Lab: Configuration

Setting Up the Environment

To setup the environment please see the README.md file here. You may need to pip install Numpy and Gym depending on your configuration as well.

Investigating Some Code

Once you have the environment setup, look at the code for the humanoid agent. The agents listed in the roboschool/agent_zoo directory have all been pre-trained to be able to achieve locomotion for some time, but we will take a quick look at some of elements of the the code here.

def relu(x): return np.maximum(x, 0)

This is just a rectified linear unit (ReLU). This is a common function used when dealing with deep learning networks in place of the traditional Sigmoid function.

class SmallReactivePolicy: "Simple multi-layer perceptron policy, no internal state" def __init__(self, observation_space, action_space): assert weights_dense1_w.shape == (observation_space.shape[0], 256) assert weights_dense2_w.shape == (256, 128) assert weights_final_w.shape == (128, action_space.shape[0]) def act(self, ob): ob[0] += -1.4 + 0.8 x = ob x = relu(np.dot(x, weights_dense1_w) + weights_dense1_b) x = relu(np.dot(x, weights_dense2_w) + weights_dense2_b) x = np.dot(x, weights_final_w) + weights_final_b return x

The __init__ function initializes verifies the shapes for the weights based on the observation and action spaces. These will vary in some of the models so make sure to check these if you choose to create your own observation / action values.
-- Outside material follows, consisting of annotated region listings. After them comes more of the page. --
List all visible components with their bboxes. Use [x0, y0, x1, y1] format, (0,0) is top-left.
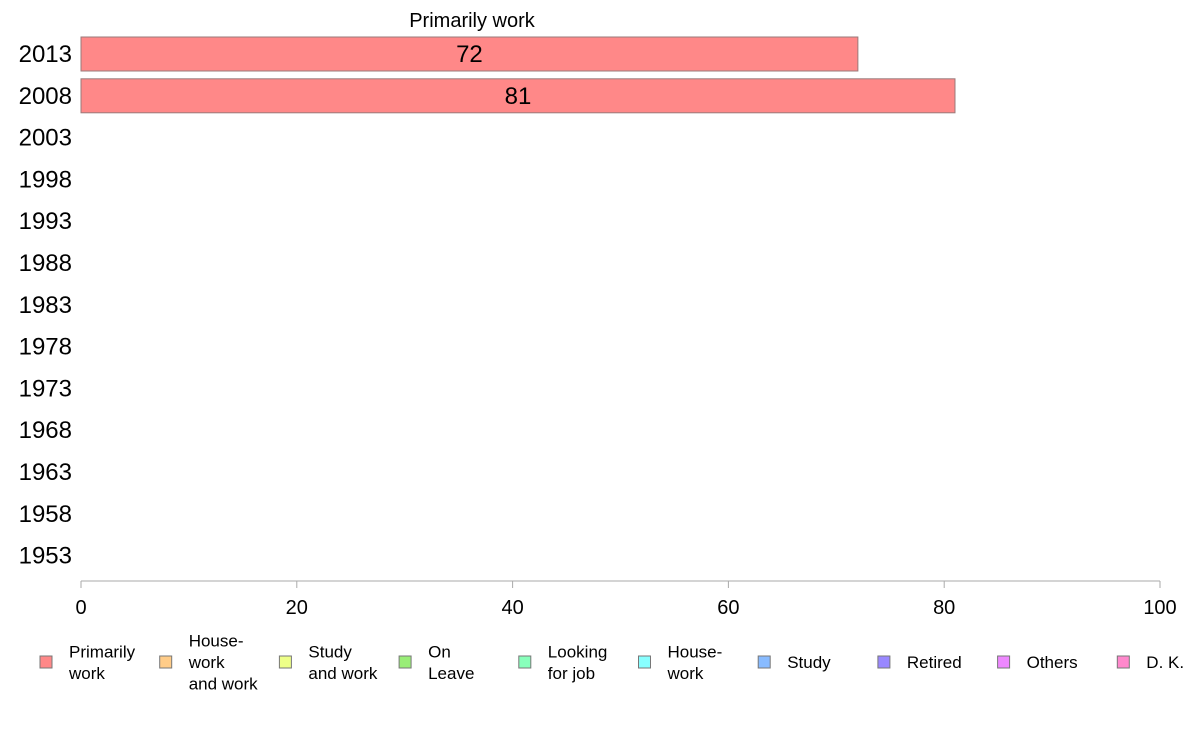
legend-swatch-d-k	[1116, 655, 1130, 669]
year-label-1978: 1978	[19, 334, 72, 361]
bar-value-label-2013: 72	[456, 41, 483, 68]
legend-swatch-primarily-work	[39, 655, 53, 669]
legend-label-line: and work	[308, 664, 377, 683]
legend-swatch-retired	[877, 655, 891, 669]
x-axis: 0 20 40 60 80 100	[75, 580, 1177, 619]
legend-label-line: work	[188, 653, 225, 672]
legend-item-on-leave: On Leave	[398, 642, 474, 683]
year-label-2003: 2003	[19, 125, 72, 152]
legend-item-d-k: D. K.	[1116, 653, 1184, 672]
legend-label-line: Others	[1027, 653, 1078, 672]
year-label-1963: 1963	[19, 459, 72, 486]
year-label-1958: 1958	[19, 501, 72, 528]
year-label-2013: 2013	[19, 41, 72, 68]
legend-item-retired: Retired	[877, 653, 962, 672]
legend-swatch-on-leave	[398, 655, 412, 669]
legend-label-line: Leave	[428, 664, 474, 683]
legend-label-line: work	[68, 664, 105, 683]
x-tick-label-60: 60	[717, 597, 739, 619]
legend-item-others: Others	[997, 653, 1078, 672]
legend-item-house-work: House-work	[638, 642, 723, 683]
legend-label-line: work	[667, 664, 704, 683]
legend-swatch-looking-for-job	[518, 655, 532, 669]
year-label-1998: 1998	[19, 166, 72, 193]
legend-swatch-study-and-work	[278, 655, 292, 669]
legend-label-line: Looking	[548, 642, 608, 661]
legend-label-line: House-	[668, 642, 723, 661]
year-label-2008: 2008	[19, 83, 72, 110]
legend-label-line: House-	[189, 632, 244, 651]
x-tick-label-0: 0	[75, 597, 86, 619]
bar-2008	[80, 78, 956, 114]
legend-label-line: Retired	[907, 653, 962, 672]
bar-group: 72 81	[80, 36, 956, 114]
year-axis-labels: 2013 2008 2003 1998 1993 1988 1983 1978 1973 1968…	[19, 41, 72, 570]
legend-label-line: and work	[189, 675, 258, 694]
year-label-1983: 1983	[19, 292, 72, 319]
x-tick-label-20: 20	[286, 597, 308, 619]
legend-swatch-study	[757, 655, 771, 669]
legend-label-line: D. K.	[1146, 653, 1184, 672]
legend-item-house-work-and-work: House-work and work	[159, 632, 258, 694]
year-label-1968: 1968	[19, 417, 72, 444]
year-label-1993: 1993	[19, 208, 72, 235]
bar-value-label-2008: 81	[505, 83, 532, 110]
year-label-1988: 1988	[19, 250, 72, 277]
chart-title: Primarily work	[409, 10, 536, 32]
legend-item-looking-for-job: Looking for job	[518, 642, 608, 683]
legend-item-primarily-work: Primarily work	[39, 642, 136, 683]
legend-label-line: for job	[548, 664, 595, 683]
legend-label-line: Study	[787, 653, 831, 672]
x-tick-label-80: 80	[933, 597, 955, 619]
legend-swatch-house-work-and-work	[159, 655, 173, 669]
x-tick-label-100: 100	[1143, 597, 1176, 619]
legend-swatch-house-work	[638, 655, 651, 669]
legend-label-line: On	[428, 642, 451, 661]
legend-label-line: Primarily	[69, 642, 136, 661]
x-tick-label-40: 40	[501, 597, 523, 619]
legend-item-study: Study	[757, 653, 831, 672]
legend-swatch-others	[997, 655, 1011, 669]
legend-item-study-and-work: Study and work	[278, 642, 378, 683]
bar-2013	[80, 36, 859, 72]
year-label-1973: 1973	[19, 375, 72, 402]
year-label-1953: 1953	[19, 543, 72, 570]
legend-label-line: Study	[308, 642, 352, 661]
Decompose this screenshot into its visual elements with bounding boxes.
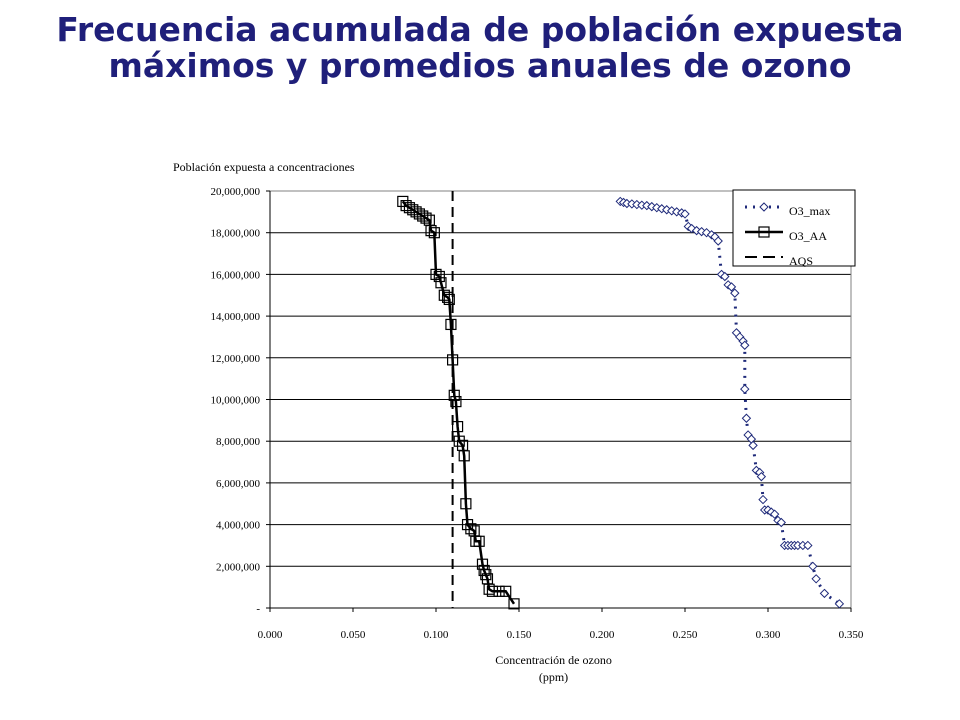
data-point-o3-aa xyxy=(461,518,474,531)
data-point-o3-max xyxy=(811,574,821,584)
data-point-o3-aa xyxy=(465,523,477,535)
data-point-o3-aa xyxy=(413,208,425,220)
gridlines xyxy=(270,190,851,567)
x-axis-label: Concentración de ozono xyxy=(495,653,612,667)
data-point-o3-aa xyxy=(500,585,512,597)
data-point-o3-max xyxy=(756,471,767,482)
title-line-1: Frecuencia acumulada de población expues… xyxy=(56,10,904,49)
x-tick-label: 0.350 xyxy=(839,629,864,641)
data-point-o3-aa xyxy=(400,199,412,212)
data-point-o3-aa xyxy=(478,564,490,577)
data-point-o3-max xyxy=(803,540,813,551)
data-point-o3-aa xyxy=(508,598,520,610)
data-point-o3-max xyxy=(769,509,780,519)
data-point-o3-aa xyxy=(410,206,422,218)
x-tick-label: 0.200 xyxy=(590,629,615,641)
data-point-o3-aa xyxy=(445,318,457,331)
x-tick-label: 0.250 xyxy=(673,629,698,641)
series-o3-max xyxy=(615,196,845,609)
page-title: Frecuencia acumulada de población expues… xyxy=(0,12,960,84)
y-tick-label: - xyxy=(256,603,260,615)
legend-label: O3_max xyxy=(789,204,830,218)
title-line-2: máximos y promedios anuales de ozono xyxy=(108,46,852,85)
data-point-o3-aa xyxy=(442,291,454,303)
data-point-o3-aa xyxy=(407,204,419,216)
data-point-o3-max xyxy=(834,599,845,609)
y-tick-label: 10,000,000 xyxy=(211,395,261,407)
data-point-o3-aa xyxy=(486,585,499,597)
data-point-o3-max xyxy=(740,340,750,350)
y-axis-label: Población expuesta a concentraciones xyxy=(173,160,355,174)
data-point-o3-max xyxy=(730,288,740,298)
series-layer xyxy=(397,191,845,610)
o3-aa-line xyxy=(401,200,516,605)
data-point-o3-aa xyxy=(443,293,455,306)
data-point-o3-aa xyxy=(417,210,429,222)
data-point-o3-aa xyxy=(453,435,465,447)
data-point-o3-aa xyxy=(451,421,464,433)
x-tick-label: 0.150 xyxy=(507,629,532,641)
data-point-o3-aa xyxy=(480,569,492,581)
data-point-o3-aa xyxy=(397,195,409,208)
y-tick-label: 8,000,000 xyxy=(216,436,261,448)
legend-marker-o3-max xyxy=(759,202,769,212)
x-tick-label: 0.000 xyxy=(258,629,283,641)
data-point-o3-aa xyxy=(425,225,437,237)
data-point-o3-aa xyxy=(448,389,460,401)
legend-label: AQS xyxy=(789,254,813,268)
data-point-o3-max xyxy=(720,271,730,282)
data-point-o3-aa xyxy=(433,270,445,283)
x-tick-label: 0.100 xyxy=(424,629,449,641)
data-point-o3-max xyxy=(808,561,818,572)
y-tick-label: 18,000,000 xyxy=(211,228,261,240)
data-point-o3-max xyxy=(740,384,750,394)
legend-box xyxy=(732,189,856,267)
series-o3-aa xyxy=(397,195,520,610)
y-tick-label: 4,000,000 xyxy=(216,520,261,532)
y-tick-label: 20,000,000 xyxy=(211,186,261,198)
legend: O3_max O3_AA AQS xyxy=(732,189,856,268)
x-tick-label: 0.300 xyxy=(756,629,781,641)
y-tick-label: 14,000,000 xyxy=(211,311,261,323)
data-point-o3-max xyxy=(758,494,768,505)
data-point-o3-aa xyxy=(493,585,505,597)
data-point-o3-aa xyxy=(450,395,462,408)
data-point-o3-aa xyxy=(435,277,447,289)
data-point-o3-aa xyxy=(420,212,432,224)
axes: - 2,000,000 4,000,000 6,000,000 8,000,000 10,… xyxy=(211,186,864,641)
data-point-o3-aa xyxy=(428,227,440,239)
data-point-o3-aa xyxy=(403,202,416,214)
y-tick-label: 16,000,000 xyxy=(211,269,261,281)
legend-marker-o3-aa xyxy=(758,226,770,238)
data-point-o3-max xyxy=(713,236,723,246)
data-point-o3-max xyxy=(741,413,752,423)
data-point-o3-aa xyxy=(458,450,470,462)
x-axis-unit-label: (ppm) xyxy=(539,670,568,684)
data-point-o3-max xyxy=(748,440,758,451)
data-point-o3-max xyxy=(776,517,786,528)
data-point-o3-aa xyxy=(473,535,485,547)
data-point-o3-max xyxy=(819,588,830,599)
legend-label: O3_AA xyxy=(789,229,827,243)
data-point-o3-max xyxy=(680,209,690,219)
x-tick-label: 0.050 xyxy=(341,629,366,641)
data-point-o3-max xyxy=(726,282,737,292)
data-point-o3-aa xyxy=(460,498,472,510)
y-tick-label: 2,000,000 xyxy=(216,561,261,573)
y-tick-label: 6,000,000 xyxy=(216,478,261,490)
y-tick-label: 12,000,000 xyxy=(211,353,261,365)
The act function is where the main algorithm is done for the humanoid example. The algorithm utilizes a fully connected neural network and multiples the current observation by a set of pre-tuned weights and returns a new observation at the end.

Now that we know a bit about the algorithm being used, let's see how to run it on the humanoid. To achieve this, we need to let Gym and Roboschool know that we are going to use the "RoboschoolHumanoid-v0" environment. After creating that environment, we pass in the observation and action spaces into the SmallReactivePolicy class.

env = gym.make("RoboschoolHumanoid-v0") pi = SmallReactivePolicy(env.observation_space, env.action_space)

After this, there is a bit of bookkeeping on frames for rendering and starting and stopping the simulation. We won't get into too much of that here but some of the important lines to focus on include the following:

obs = env.reset()

This resets the environment for the humanoid and allows you to run another trial of algorithm. The other two main lines in this function are below:

a = pi.act(obs) obs, r, done, _ = env.step(a)

pi.act(obs) is generating the actions based on the observation seen. These actions are then put into the env.step(a) function where the environment is updated according to the new actions taken. The return values obs, r, done are the observation, reward value, and whether or not the simulation is done running (note we omitted _ on purpose since it is not useful for our needs). These rewards are added to the score to keep track of all rewards for the current run of the algorithm. The rest of the function is used mainly for keeping the simulator updated and running so we will not mention anything further here.